CNN Correspondent Jennifer Auther reports from California on a proposal that would allow water-poor Southern California to buy water from a private source and lessen its dependence on the Colorado River, which provides water for several states in the region.

Q: Why is Southern California being forced into buying water?

AUTHER: California is allotted 4.4 million acre-feet of water from the Colorado River but has been using as much as 5.2 million a year, using other states' surplus. [An acre-foot of water, 43,560 cubic feet, is the amount that would cover one acre to a depth of one foot].

Well, those other states are growing and they can't spare the water any longer. California officials have known that they were going to have to find a way to be more self-reliant, that they were going to have to stop taking water that wasn't legally theirs.

Q: Are there similar arrangements -- states buying water from other entities -- in other parts of the country?

AUTHER: There are, but none of this size -- they're talking about buying 47 billion gallons of water a year.

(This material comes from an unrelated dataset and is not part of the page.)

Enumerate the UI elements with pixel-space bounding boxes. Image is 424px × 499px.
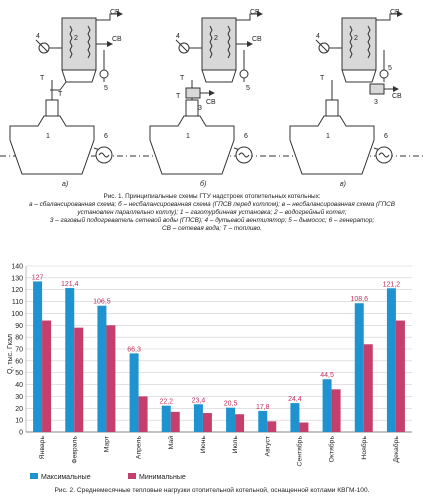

Cadiz Inc. is a financially struggling company that owns land the size of Rhode Island in the Mojave Desert over a huge aquifer. And its stock has taken off since this deal was announced.

Q: Are there alternatives?

AUTHER: They're talking about relining canals to prevent water leaking out, conservation programs, reclamation, treating brackish water -- but this one is the one that has caught all the ink.

Q: Are there opponents?

AUTHER: Environmentalists have a concern that this (aquifer) plan would jeopardize the desert's fragile ecosystem. They argue that while this plan calls for monitors to ensure that the water table in the desert doesn't fall too low, there are no provisions for what will be done if the monitors signal a problem.

Q: What's the outlook? Have the problems California's had with the deregulation of its electric utilities had any effect on this proposal?

AUTHER: It's definitely become a tougher sell for California rate payers. They're saying that they heard the same thing -- that privatizing a utility will solve problems -- in 1996 (when California's State Assembly voted to deregulate the electricity industry).